Pestaggio in discoteca a Mondovì, 20enne va a processo

Il giovane, doglianese, deve rispondere all’accusa di lesioni ai danni di un 35enne, nella notte di Halloween del 2018

(a.c.) – Fu riconosciuto come uno dei presunti autori dell’aggressione perpetrata da un gruppo di giovanissimi davanti all’ingresso dei bagni alla discoteca “Sottaceto” di Mondovì. I fatti risalgono a una notte di Halloween di due anni fa (era il 1° novembre 2018) e ora C.B., ventenne italiano e residente a Dogliani, si trova a rispondere di lesioni personali gravi in concorso. La parte offesa è un monregalese, all’epoca 35enne, che si è costituito nel processo e ha fornito al giudice la propria versione dei fatti: quella sera era nel locale in compagnia della sua fidanzata e l’aveva accompagnata fino all’ingresso della toilette. Qui la coppia si sarebbe imbattuta in un gruppo di quattro o cinque giovani che stazionavano di fronte alla porta: «Erano in stato di alterazione e stavano spingendo le persone. All’indirizzo della mia compagna erano partite imprecazioni che non ho potuto udire.

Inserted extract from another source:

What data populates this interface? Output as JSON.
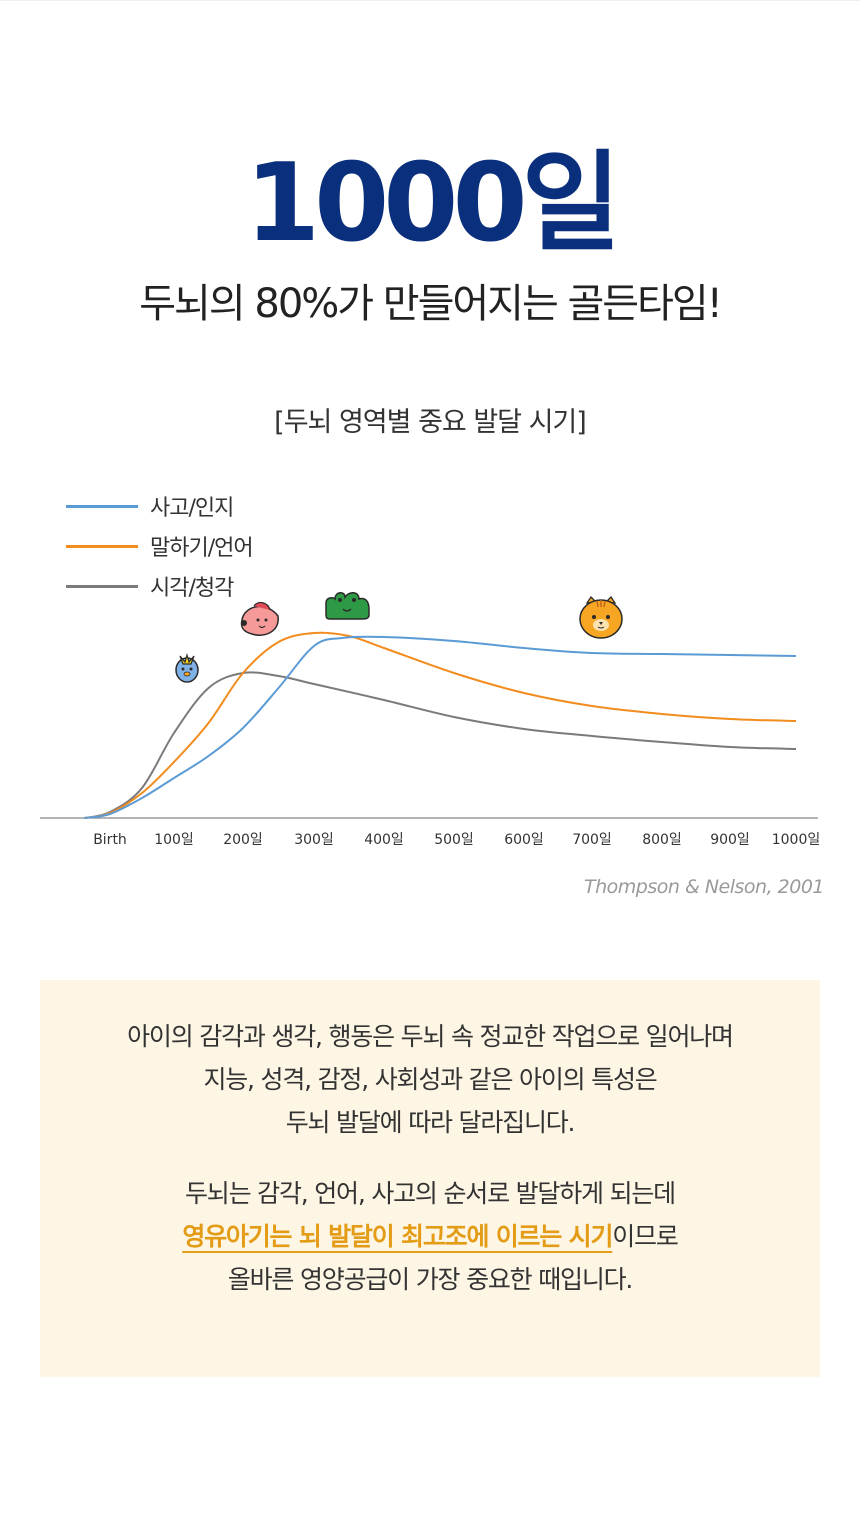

Quando mi sono avvicinato per chiedere spiegazioni, C.B. mi ha aggredito». L’imputato, stando a quanto riferito dal querelante, gli avrebbe messo le mani addosso spingendolo all’indietro: «Sono caduto a terra, mentre i ragazzi infierivano su di me in quattro con ripetuti calci e pugni. Solo l’intervento di un addetto alla security ha interrotto il pestaggio». Il buttafuori aveva portato via C.B. e un suo amico, minorenne all’epoca dei fatti, allontanandoli entrambi dal locale. L’aggredito invece era stato soccorso dalla fidanzata e più tardi dal 118: «Ho subito la frattura di tibia e perone e ho dovuto affrontare un intervento chirurgico con oltre due mesi di prognosi». A fornire ai Carabinieri i nomi dei due presunti aggressori era stata una ragazza che faceva parte della stessa compagnia di amici. Più tardi, la vittima aveva riconosciuto entrambi dalle fotografie.

L’imputato

C.B. si è sottoposto a sua volta all’esame del pubblico ministero e delle parti in causa, respingendo le accuse. Secondo la sua versione, sarebbe stato il 35enne ad affrontarlo con tono aggressivo dopo che senza volerlo aveva urtato la sua fidanzata: «Mi ha spintonato e siamo caduti entrambi a terra. Ho fatto appena in tempo a rialzarmi quando il buttafuori mi ha raggiunto e mi ha allontanato». I veri responsabili dell’aggressione, ha aggiunto l’imputato, sarebbero alcuni ragazzi di nazionalità albanese che avevano picchiato l’uomo col quale aveva discusso in precedenza quando lui era già altrove. «Non so chi fossero queste persone». Anche l’amica che lo aveva identificato e un altro suo conoscente hanno attribuito il pestaggio a questo secondo gruppo di giovani, ai quali tuttavia non hanno mai fatto cenno né la vittima né gli altri testimoni ascoltati in aula. Il processo è stato rinviato al prossimo 26 aprile per ultimare l’istruttoria.